Je partage cette proposition, mais elle me semble satisfaite. C’est pourquoi l’avis est défavorable.
Mme la présidente. La parole est à M. Roger Karoutchi, pour explication de vote.
M. Roger Karoutchi. Pour être très franc, je ne comprends pas très bien l’avis favorable de la commission. Je suis d’accord sur le principe, mais, quand j’enseignais, une conversation entre l’enseignant ou le chef d’établissement et l’élève suffisait très souvent pour que les choses rentrent dans l’ordre sans débat supplémentaire. Si l’on inscrit dans la loi que la discussion doit être systématique avec l’élève, mais aussi avec ses parents ou ses représentants, on complique sérieusement cette conversation en la rendant formelle, bloc contre bloc. À mes yeux, c’est trop.
Je peux comprendre que l’on discute avec l’élève et, si cela ne suffit pas, avec ses représentants légaux, mais il me semble que prévoir immédiatement de le faire avec l’élève et ses représentants pourrait compliquer sérieusement les débats à l’intérieur des établissements.
Mme la présidente. La parole est à M. Max Brisson, pour explication de vote.
M. Max Brisson. J’éprouve les mêmes difficultés que Roger Karoutchi. Je le dis amicalement au rapporteur pour avis.
La loi de 2004, après des débats complexes, est aujourd’hui bien appliquée et est apaisante. Je suis de ceux qui considèrent qu’il ne faut pas toucher à un texte lorsque celui-ci fonctionne parfaitement et que les équilibres ont été trouvés. Il y a ainsi, dans les codes, certains textes majeurs qui ont joué un rôle d’équilibre apaisant. Moins l’on y touche, mieux notre démocratie se porte.
J’ai donc quelques réserves vis-à-vis de cet amendement, sur lequel M. le rapporteur pour avis pourrait peut-être apporter des précisions.
Mme la présidente. La parole est à M. le rapporteur pour avis.

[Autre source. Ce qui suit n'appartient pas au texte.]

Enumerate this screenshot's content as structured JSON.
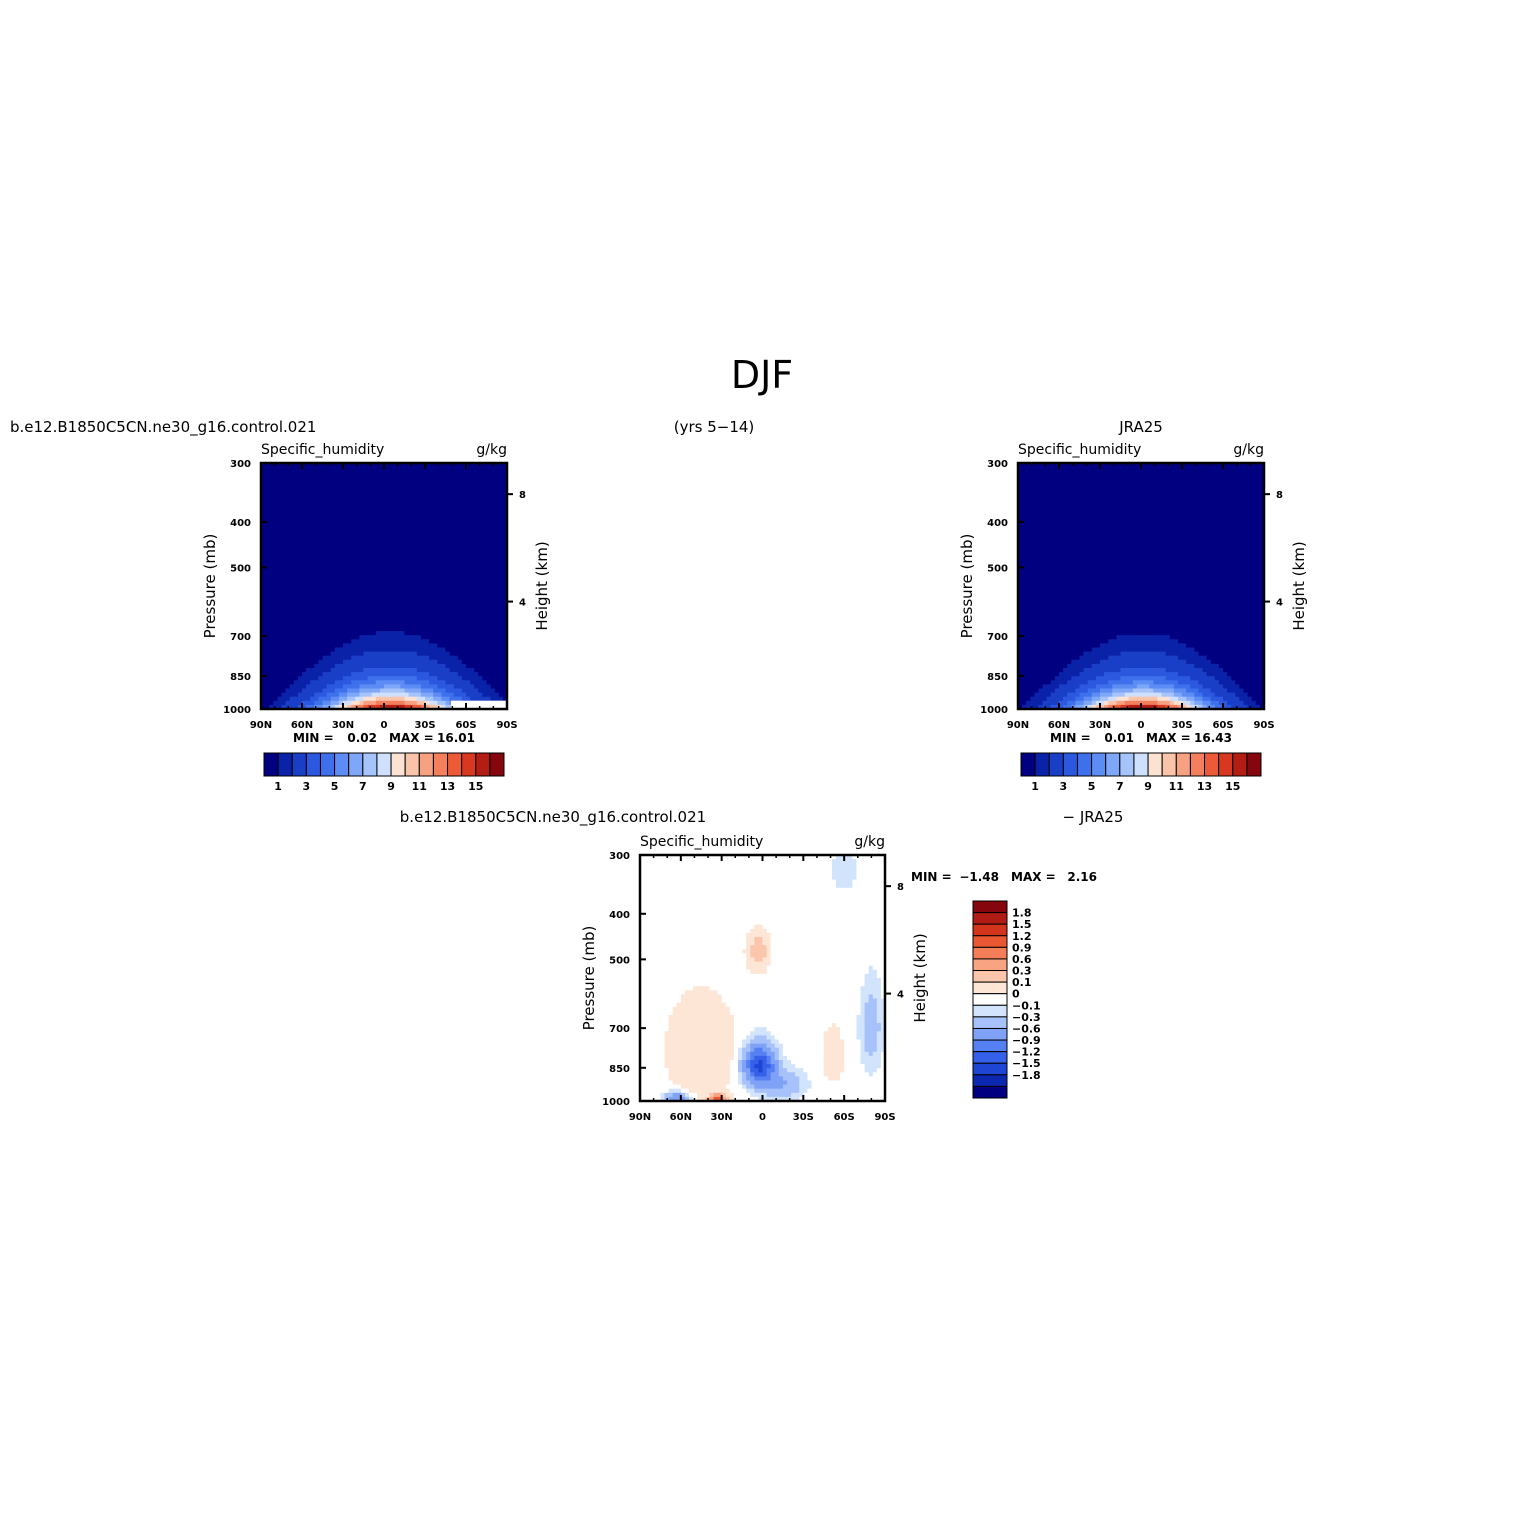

M. Stéphane Piednoir, rapporteur pour avis. Que les choses soient bien claires : il n’est pas question de faire un usage systématique de cette procédure. Dès lors que l’on constate une infraction à la loi de 2004, la première réaction des acteurs éducatifs, CPE ou chef d’établissement, sera d’entamer un dialogue avec l’élève pour lui faire comprendre qu’il doit respecter cette interdiction. C’est lorsque l’on arrive au stade disciplinaire que la mesure en question entre en jeu. À ce moment-là, l’amendement tend à imposer un dialogue avec les familles.

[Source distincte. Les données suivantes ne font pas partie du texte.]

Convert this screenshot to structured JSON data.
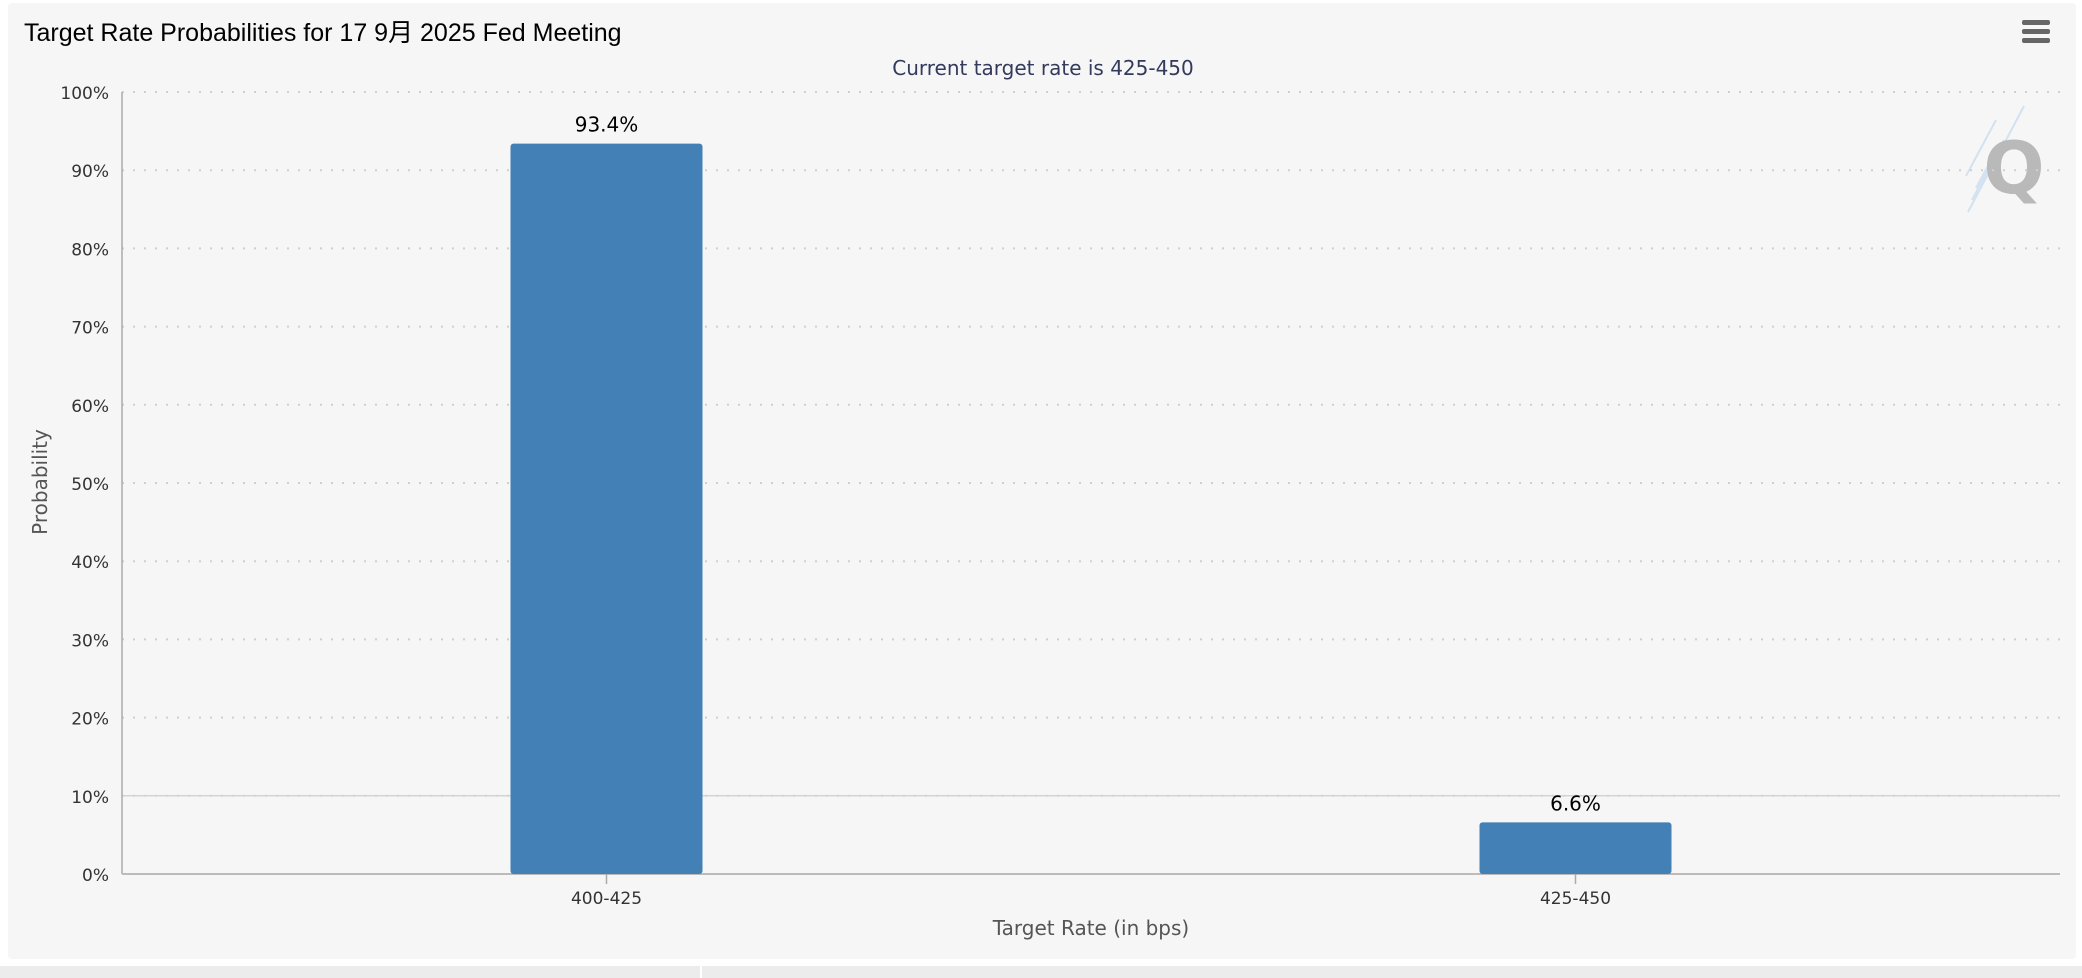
{
  "chart_data": {
    "type": "bar",
    "title": "Target Rate Probabilities for 17 9月 2025 Fed Meeting",
    "subtitle": "Current target rate is 425-450",
    "xlabel": "Target Rate (in bps)",
    "ylabel": "Probability",
    "categories": [
      "400-425",
      "425-450"
    ],
    "values": [
      93.4,
      6.6
    ],
    "data_labels": [
      "93.4%",
      "6.6%"
    ],
    "ylim": [
      0,
      100
    ],
    "y_ticks": [
      0,
      10,
      20,
      30,
      40,
      50,
      60,
      70,
      80,
      90,
      100
    ],
    "y_tick_labels": [
      "0%",
      "10%",
      "20%",
      "30%",
      "40%",
      "50%",
      "60%",
      "70%",
      "80%",
      "90%",
      "100%"
    ],
    "grid": true,
    "bar_color": "#4380b5"
  },
  "menu": {
    "icon": "hamburger-menu-icon"
  },
  "watermark": {
    "icon": "q-logo-icon",
    "text": "Q"
  }
}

Il ne s’agit donc pas de convoquer les parents dès lors que l’on constate une entorse à l’interdiction. Nous n’en sommes pas un tel niveau de complexité. Cela concerne le niveau disciplinaire. On procéderait systématiquement à l’entretien avec la famille avant l’exclusion, par exemple.
Mme la présidente. La parole est à Mme Annick Billon, pour explication de vote.
Mme Annick Billon. Je vais suivre l’avis de la commission et voter cet amendement, lequel offre un moyen d’impliquer les parents, auxquels on reproche souvent d’être absents de l’école.
Comme le rapporteur pour avis vient de le souligner, cette mesure intervient au stade disciplinaire. Les parents ont alors un rôle à jouer. Ils doivent être présents dans l’éducation des enfants.
Je trouve cet amendement tout à fait à propos. Je remercie notre collègue Jocelyne Guidez de l’avoir déposé.
Mme la présidente. Je mets aux voix l’amendement n° 40 rectifié bis.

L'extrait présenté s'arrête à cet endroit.